The inspection history shows a facility that cycles through serious violations, cleans up for a follow-up visit, then returns to high-severity citations. In July 2024, inspectors found eight high-priority violations and five intermediate violations in a single visit. That was followed by three consecutive inspections in May 2024 with zero high-priority violations each. By December 2025, the count was back up to five high-priority violations. The June 2026 inspection, with six high-priority citations, is the worst single-visit count in the recent record.

Purple Olive: Recent Inspection Pattern

June 23, 20266 high-severity violations. Food from unapproved source, no illness policy, toxic chemicals mishandled. Restaurant remained open.
December 17, 20255 high-severity violations, 1 intermediate.
February 27, 20254 high-severity violations, 1 intermediate.
July 15, 20248 high-severity violations, 5 intermediate violations.
July 17, 20240 high-severity violations. Follow-up visit passed.
July 1, 2022Emergency closure for roach and rodent activity. Reopened the following day.
April 28, 2022Emergency closure for rodent activity. Reopened the following day.

The restaurant has been emergency-closed twice, both in 2022. The April closure was for rodent activity. The July closure, just two months later, was for roach and rodent activity. Both times, Purple Olive reopened the next day after correcting enough violations to satisfy a follow-up inspector.

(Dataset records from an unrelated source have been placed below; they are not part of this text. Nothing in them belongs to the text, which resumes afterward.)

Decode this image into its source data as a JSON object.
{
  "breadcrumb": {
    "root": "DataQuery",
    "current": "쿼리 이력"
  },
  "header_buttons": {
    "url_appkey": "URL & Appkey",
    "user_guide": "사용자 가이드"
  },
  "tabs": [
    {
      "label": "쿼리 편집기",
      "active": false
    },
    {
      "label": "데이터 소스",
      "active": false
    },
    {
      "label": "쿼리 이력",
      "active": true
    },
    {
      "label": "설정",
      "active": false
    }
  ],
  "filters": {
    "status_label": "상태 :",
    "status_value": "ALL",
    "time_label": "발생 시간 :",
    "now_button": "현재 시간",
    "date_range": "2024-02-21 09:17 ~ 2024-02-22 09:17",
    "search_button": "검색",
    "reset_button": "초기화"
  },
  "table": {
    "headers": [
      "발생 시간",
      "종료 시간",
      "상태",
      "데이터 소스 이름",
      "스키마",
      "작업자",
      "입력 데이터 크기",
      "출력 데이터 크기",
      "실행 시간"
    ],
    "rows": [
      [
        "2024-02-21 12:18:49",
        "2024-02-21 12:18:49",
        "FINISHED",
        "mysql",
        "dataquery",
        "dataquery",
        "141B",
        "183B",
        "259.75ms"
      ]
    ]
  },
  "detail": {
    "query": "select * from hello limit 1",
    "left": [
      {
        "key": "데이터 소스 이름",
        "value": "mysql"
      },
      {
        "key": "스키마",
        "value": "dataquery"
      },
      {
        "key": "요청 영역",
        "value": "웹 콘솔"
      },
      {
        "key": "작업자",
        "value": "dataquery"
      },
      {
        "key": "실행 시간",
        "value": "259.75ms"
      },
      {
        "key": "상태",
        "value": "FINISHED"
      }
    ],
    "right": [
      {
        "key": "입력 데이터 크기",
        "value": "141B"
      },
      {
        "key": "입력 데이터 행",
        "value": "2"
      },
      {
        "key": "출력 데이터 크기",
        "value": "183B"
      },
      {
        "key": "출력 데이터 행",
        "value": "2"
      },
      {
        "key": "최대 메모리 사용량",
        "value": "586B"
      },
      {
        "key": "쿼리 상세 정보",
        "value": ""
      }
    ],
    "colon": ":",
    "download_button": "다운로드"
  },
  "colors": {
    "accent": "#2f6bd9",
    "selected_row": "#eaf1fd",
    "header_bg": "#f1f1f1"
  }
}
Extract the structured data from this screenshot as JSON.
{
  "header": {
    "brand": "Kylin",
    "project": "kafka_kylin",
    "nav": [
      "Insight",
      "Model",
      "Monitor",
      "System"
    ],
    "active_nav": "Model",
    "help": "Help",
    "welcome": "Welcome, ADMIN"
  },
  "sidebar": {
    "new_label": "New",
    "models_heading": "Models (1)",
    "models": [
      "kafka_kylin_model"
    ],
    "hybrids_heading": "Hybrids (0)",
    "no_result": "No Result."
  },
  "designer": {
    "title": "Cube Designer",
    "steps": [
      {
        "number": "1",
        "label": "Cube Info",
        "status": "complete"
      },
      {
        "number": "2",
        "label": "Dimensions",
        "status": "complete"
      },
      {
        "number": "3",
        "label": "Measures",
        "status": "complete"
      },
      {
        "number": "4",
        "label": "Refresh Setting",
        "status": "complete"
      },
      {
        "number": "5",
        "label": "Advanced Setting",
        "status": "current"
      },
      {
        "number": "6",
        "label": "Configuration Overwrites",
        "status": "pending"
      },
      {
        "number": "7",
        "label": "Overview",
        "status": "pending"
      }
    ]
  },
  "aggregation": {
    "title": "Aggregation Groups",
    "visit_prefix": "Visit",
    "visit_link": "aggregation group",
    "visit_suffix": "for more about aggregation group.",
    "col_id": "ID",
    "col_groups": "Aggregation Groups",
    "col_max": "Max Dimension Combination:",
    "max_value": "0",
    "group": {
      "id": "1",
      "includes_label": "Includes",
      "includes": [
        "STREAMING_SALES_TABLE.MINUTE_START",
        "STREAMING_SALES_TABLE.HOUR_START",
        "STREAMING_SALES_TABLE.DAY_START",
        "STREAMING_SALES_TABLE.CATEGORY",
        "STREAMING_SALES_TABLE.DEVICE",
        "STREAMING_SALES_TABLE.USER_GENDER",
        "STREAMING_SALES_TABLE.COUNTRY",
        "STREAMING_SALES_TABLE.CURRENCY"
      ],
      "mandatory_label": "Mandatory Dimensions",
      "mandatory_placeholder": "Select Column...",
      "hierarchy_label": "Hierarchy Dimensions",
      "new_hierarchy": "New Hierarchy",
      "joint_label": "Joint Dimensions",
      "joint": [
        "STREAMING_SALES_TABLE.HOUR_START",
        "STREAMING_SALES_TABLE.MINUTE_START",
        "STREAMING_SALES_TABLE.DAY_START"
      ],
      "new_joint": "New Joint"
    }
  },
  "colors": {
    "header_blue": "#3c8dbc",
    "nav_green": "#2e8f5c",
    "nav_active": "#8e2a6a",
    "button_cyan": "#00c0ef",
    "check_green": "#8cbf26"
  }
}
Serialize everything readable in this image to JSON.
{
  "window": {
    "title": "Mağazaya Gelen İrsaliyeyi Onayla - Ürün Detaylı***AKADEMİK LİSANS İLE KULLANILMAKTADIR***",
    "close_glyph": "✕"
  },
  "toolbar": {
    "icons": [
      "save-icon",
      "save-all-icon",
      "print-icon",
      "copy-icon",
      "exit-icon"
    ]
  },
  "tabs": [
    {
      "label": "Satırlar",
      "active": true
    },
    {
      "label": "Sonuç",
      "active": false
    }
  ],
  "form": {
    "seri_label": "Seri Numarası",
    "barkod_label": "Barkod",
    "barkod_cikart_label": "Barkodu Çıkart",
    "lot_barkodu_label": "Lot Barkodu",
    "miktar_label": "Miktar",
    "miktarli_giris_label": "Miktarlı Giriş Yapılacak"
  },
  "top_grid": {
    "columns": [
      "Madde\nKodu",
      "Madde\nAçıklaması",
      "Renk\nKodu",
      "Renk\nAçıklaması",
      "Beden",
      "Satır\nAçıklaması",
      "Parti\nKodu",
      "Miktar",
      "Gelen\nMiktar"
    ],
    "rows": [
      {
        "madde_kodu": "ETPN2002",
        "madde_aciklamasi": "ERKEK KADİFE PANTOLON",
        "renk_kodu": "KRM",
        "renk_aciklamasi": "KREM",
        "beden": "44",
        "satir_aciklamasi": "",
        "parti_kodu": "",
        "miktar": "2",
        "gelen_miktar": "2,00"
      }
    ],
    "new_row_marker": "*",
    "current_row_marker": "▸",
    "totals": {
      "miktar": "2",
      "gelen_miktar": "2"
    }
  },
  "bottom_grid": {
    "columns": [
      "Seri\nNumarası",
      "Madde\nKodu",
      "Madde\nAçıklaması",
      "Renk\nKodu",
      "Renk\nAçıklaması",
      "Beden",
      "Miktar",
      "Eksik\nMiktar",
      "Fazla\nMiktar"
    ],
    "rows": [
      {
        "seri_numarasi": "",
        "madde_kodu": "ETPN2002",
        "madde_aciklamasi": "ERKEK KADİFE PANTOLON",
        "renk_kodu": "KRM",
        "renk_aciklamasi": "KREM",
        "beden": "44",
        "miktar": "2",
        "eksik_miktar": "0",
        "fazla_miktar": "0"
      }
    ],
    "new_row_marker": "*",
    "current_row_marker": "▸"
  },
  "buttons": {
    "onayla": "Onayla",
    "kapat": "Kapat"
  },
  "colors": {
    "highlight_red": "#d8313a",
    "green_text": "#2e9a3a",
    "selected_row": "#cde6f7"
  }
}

The pattern across 43 inspections is consistent: high-severity violations accumulate, a follow-up visit shows improvement, and within months the serious citations return. The December 2025 inspection found five high-priority violations. The February 2025 inspection found four. The June 2026 inspection found six.

Still Open

Florida's emergency closure authority is triggered when inspectors determine a facility poses an immediate threat to public health. Six high-severity violations in a single inspection, including food from an unknown source and two separate chemical handling failures, did not meet that threshold on June 23.

Purple Olive on Anastasia Boulevard was still serving customers when inspectors walked out the door.